Il avait parlé avec un calme olympien. Ce qui ne reflétait absolument pas la panique qu'il ressentait intérieurement. Il fallait qu'elle se calme… Il ne savait que trop bien ce dont elle était capable de faire avec sa baguette : il en avait été témoin lors de la Bataille Finale. Il savait que malgré ses origines Moldues, elle était une sorcière redoutablement douée. Et il ne doutait pas que si elle se décidait réellement à l'attaquer, elle lui donnerait du fil à retordre, tout ex-Mangemort qu'il était ! Et la dernière chose qu'il avait envie, c'était bien de se battre contre elle ! Le ton qu'il avait employé était si apaisant que la Gryffondor en colère se radoucit immédiatement. Elle se contenta de s'asseoir, les jambes tremblantes, des larmes ruisselant sur ses joues en silence, les yeux perdus dans le vague.

– Voulez-vous que nous en discutions ? Je suis en mesure de comprendre votre état de choc… Croyez-le…

– Je… euh… Je ne sais pas, Professeur… Je vous avoue que je suis… Je ne sais pas, en fait… Je voudrais partir… Je voudrais sortir d'ici, s'il-vous-plaît… Sa voix n'était qu'un murmure. Sa supplique, un souffle. Et elle le regarda dans les yeux, comme si elle le voyait pour la première fois.

– À votre guise…

– Mais j'y pense… le coupa-t-elle en se levant tout à coup, c'était pour ça, alors…

– Je ne vous suis pas… déclara Severus, perplexe en voyant la Gryffondor qui lui faisait face devenir aussi rouge que sa maison, la rage se peignant désormais sur son visage.

– Je comprends, maintenant, continua-t-elle comme s'il n'avait rien dit. Ce… revirement… Pourquoi du jour au lendemain vous êtes devenu gentil avec moi. Tout ça, c'était pour cette raison : les « Optimal » dont vous gratifiez tous mes devoirs depuis quelques temps, la place d'Apprentie que vous m'avez si promptement offerte alors que j'ai toujours été d'une insignifiance presque injurieuse à vos yeux ! L'accès à votre laboratoire et à votre bibliothèque alors que même Dumbledore n'y a jamais mis les pieds ! Sans parler de ce nouvel appartement, qui, comme par hasard est juste à côté du votre !

– Miss Granger… tenta Severus, sentant la situation lui échapper complètement.

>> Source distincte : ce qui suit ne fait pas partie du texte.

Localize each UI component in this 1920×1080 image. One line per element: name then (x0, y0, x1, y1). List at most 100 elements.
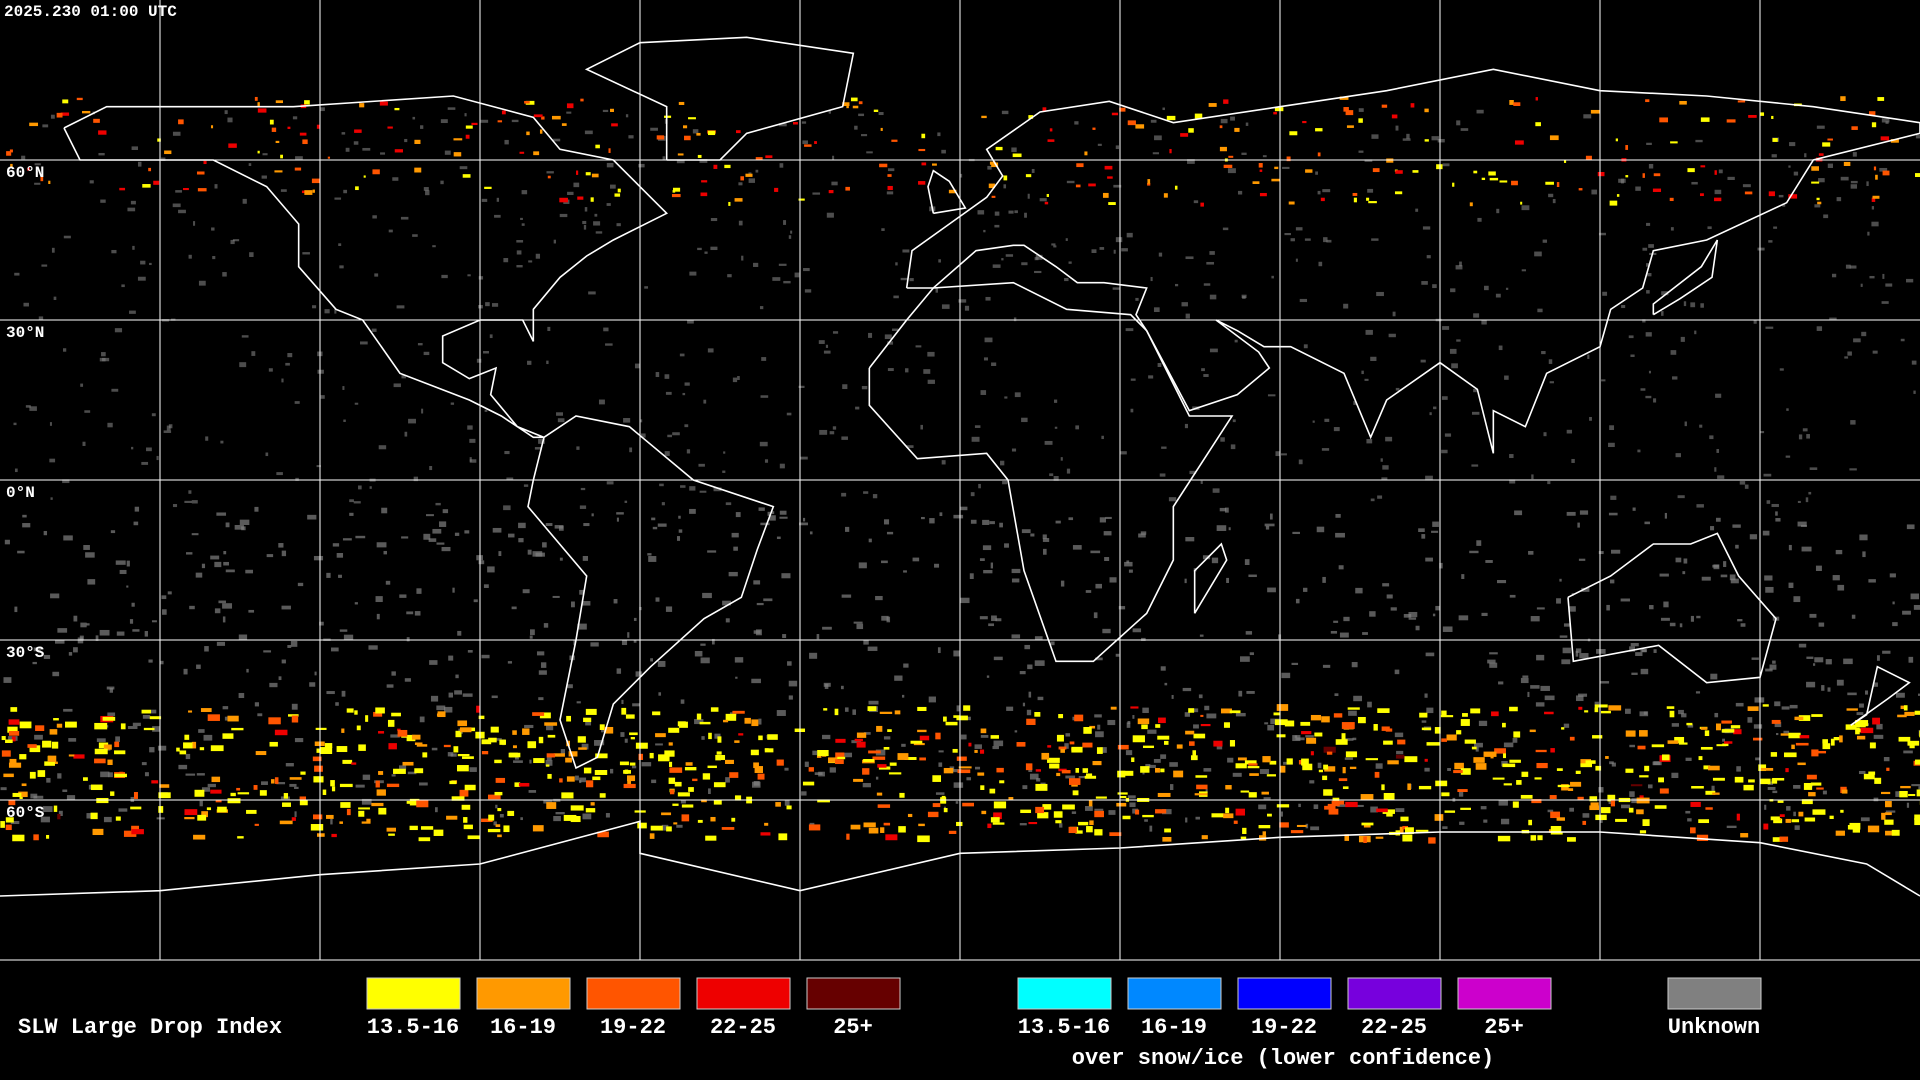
cloud (241, 335, 249, 338)
cloud (25, 405, 31, 408)
cloud (546, 757, 552, 761)
cloud (545, 760, 553, 766)
cloud (300, 771, 306, 775)
cloud (1353, 401, 1357, 405)
cloud (196, 773, 205, 776)
cloud (178, 209, 186, 214)
cloud (1282, 166, 1290, 169)
cloud (484, 409, 488, 412)
cloud (1206, 261, 1215, 265)
cloud (1843, 161, 1851, 166)
legend-swatch (806, 977, 901, 1010)
cloud (1394, 732, 1404, 738)
cloud (1056, 734, 1064, 742)
cloud (1001, 258, 1004, 261)
cloud (1021, 529, 1031, 534)
cloud (1642, 319, 1646, 323)
cloud (1185, 256, 1194, 260)
cloud (429, 466, 433, 471)
cloud (346, 808, 351, 816)
cloud (1335, 513, 1341, 518)
cloud (495, 824, 501, 828)
cloud (1034, 636, 1043, 640)
cloud (980, 390, 987, 395)
cloud (1441, 396, 1448, 400)
cloud (686, 449, 691, 454)
cloud (1716, 744, 1727, 747)
cloud (1502, 763, 1516, 768)
cloud (1700, 303, 1704, 308)
cloud (1795, 742, 1809, 746)
cloud (1295, 598, 1300, 604)
cloud (294, 786, 299, 789)
cloud (1509, 454, 1514, 459)
cloud (570, 601, 575, 608)
cloud (378, 445, 387, 450)
cloud (1014, 730, 1018, 733)
cloud (1885, 121, 1889, 124)
cloud (1161, 446, 1167, 449)
cloud (1140, 766, 1150, 773)
cloud (684, 135, 691, 141)
cloud (1788, 544, 1792, 551)
cloud (1162, 107, 1165, 111)
cloud (451, 796, 465, 801)
cloud (1247, 766, 1260, 769)
cloud (902, 249, 910, 253)
cloud (60, 112, 70, 116)
cloud (1872, 682, 1878, 687)
cloud (1312, 420, 1315, 423)
cloud (211, 776, 221, 783)
cloud (1899, 790, 1908, 798)
cloud (488, 814, 495, 821)
cloud (948, 189, 957, 194)
cloud (1595, 814, 1607, 821)
cloud (1726, 119, 1736, 123)
cloud (844, 707, 849, 712)
cloud (1825, 659, 1832, 665)
cloud (932, 803, 941, 808)
cloud (1520, 677, 1529, 684)
cloud (1675, 557, 1682, 563)
cloud (1050, 641, 1055, 646)
cloud (1873, 166, 1877, 171)
cloud (80, 622, 87, 628)
cloud (1320, 197, 1325, 202)
cloud (42, 806, 53, 813)
cloud (616, 223, 621, 227)
cloud (1011, 634, 1021, 639)
cloud (341, 728, 345, 733)
cloud (1847, 351, 1852, 356)
cloud (1245, 122, 1249, 126)
cloud (102, 357, 110, 362)
cloud (617, 188, 621, 193)
cloud (1011, 147, 1017, 153)
cloud (567, 684, 573, 689)
cloud (580, 487, 586, 491)
cloud (1815, 750, 1827, 754)
cloud (1543, 432, 1547, 437)
cloud (1209, 348, 1218, 353)
cloud (745, 173, 753, 177)
cloud (295, 477, 299, 481)
cloud (741, 255, 744, 261)
cloud (828, 190, 834, 194)
cloud (369, 486, 372, 489)
cloud (1188, 708, 1195, 713)
cloud (428, 538, 437, 542)
cloud (349, 512, 354, 516)
cloud (1006, 706, 1014, 711)
cloud (316, 124, 321, 129)
cloud (731, 532, 739, 538)
cloud (991, 162, 999, 168)
cloud (498, 551, 502, 557)
cloud (1094, 829, 1103, 836)
cloud (21, 783, 27, 787)
cloud (616, 668, 622, 674)
cloud (68, 652, 73, 656)
cloud (89, 180, 94, 184)
cloud (1219, 507, 1227, 512)
cloud (1859, 703, 1864, 708)
cloud (1846, 708, 1858, 711)
cloud (1737, 100, 1746, 103)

– Jamais je n'aurais eu droit à tout ça, si nous n'étions pas dans cette situation… Je me trompe ? Sa voix, en colère la minute d'avant, ne reflétait plus qu'une immense déception à présent. Ainsi qu'une immense amertume. Et Severus assista, à son plus grand regret, à ce malheureux changement. Jamais vous n'avez pensé que je le méritais réellement, reprit-elle, les larmes menaçant de plus en plus de couler de ses yeux.

Severus s'assit, peiné et confus, la tête baissée et le regard fixé sur ses pieds. Jamais il n'avait imaginé se retrouver dans cette situation. Plus Hermione fulminait, plus il se maudissait de ne pas tout lui avoir avoué depuis le début. Puis, un hoquet horrifié le fit vivement se redresser.

– Et dire que j'avais cru… commença-t-elle en secouant la tête. Ah ! Elles étaient belles, vos paroles ! « Vous êtes tellement belle lorsque vous êtes concentrée » cita-t-elle. Et toutes vos balivernes sur la concentration, justement ! Tu parles ! fulmina-t-elle.

– …

– Quand aviez-vous l'intention de me mettre au courant ? Quand alliez-vous m'informer que j'ai une fille ? Que se serait-il passé si je n'étais pas entrée dans votre appartement, aujourd'hui ? RÉPONDEZ-MOI ! hurla-t-elle en se rapprochant de son professeur qui n'avait toujours pas bougé.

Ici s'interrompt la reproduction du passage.